Linearity of Logistic Regression


I have more of a conceptual question of logistic regression. Why is that logistic regression is known as a linear model? Since we are fitting the linear regression into the sigmoid, isn’t this a non-linear model now?

Thank you!

In logistic regression, the log-odds (also called the logit) of the probability of the binary outcome is modeled as a linear combination of the input features. This is the linearity aspect of logistic regression.

The output of logistic regression is not directly the probability itself; it’s the log-odds of the probability, which is then transformed using the sigmoid function to obtain the final probability.
The sigmoid function introduces non-linearity and allows logistic regression to capture non linear relationships.

In essence, logistic regression can be understood to have both a linear and a non linear aspect. Hope this helps.

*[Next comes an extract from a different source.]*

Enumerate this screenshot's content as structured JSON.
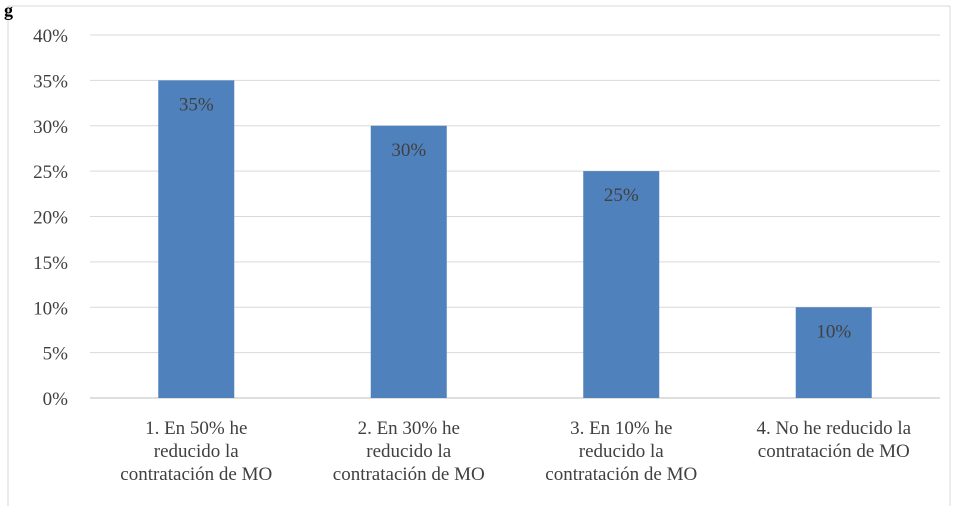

Yes, as Lukman says, the overall function that maps the input to the prediction in Logistic Regression is a non-linear function, because of the presence of sigmoid in the composition of the function. But as Lukman also pointed out, the first step of applying the weight and bias values to the input is just a standard linear transformation. Well, some people would call it an “affine” transformation when you add the bias value. Now consider what the decision boundary looks like: we interpet the answer as “yes” or “true” if the output of sigmoid is \geq 0 and “no” or false if the output of sigmoid is < 0.5. So the decision boundary is:

\sigma\left (\displaystyle \sum_{i = 1}^n (w_i * x_i) + b\right) = 0.5

But we also know that \sigma(0) = 0.5, so the above equation is equivalent to:

\displaystyle \sum_{i = 1}^n (w_i * x_i) + b = 0

If you are familiar with Linear Algebra in more than 2 dimensions, you’ll recognize that as the equation of a hyperplane with normal vector (w_1, w_2, ...., w_n) and with distance to the origin of b. So what we have just figured out is that the decision boundaries that can be expressed by Logistic Regression are linear, meaning hyperplanes in \mathbb{R}^n. That may also be why someone would refer to LR as a “linear” algorithm, even though the full function is non-linear. Of course not all data is linearly separable, so that accounts for why LR is not as powerful as full Neural Networks, which can express non-linear decision boundaries. It may do quite a good job with some kinds of classification problems, but as we saw in DLS Course 1 it’s not as good at finding pictures of cats as a real neural network. That task requires a more complex decision boundary.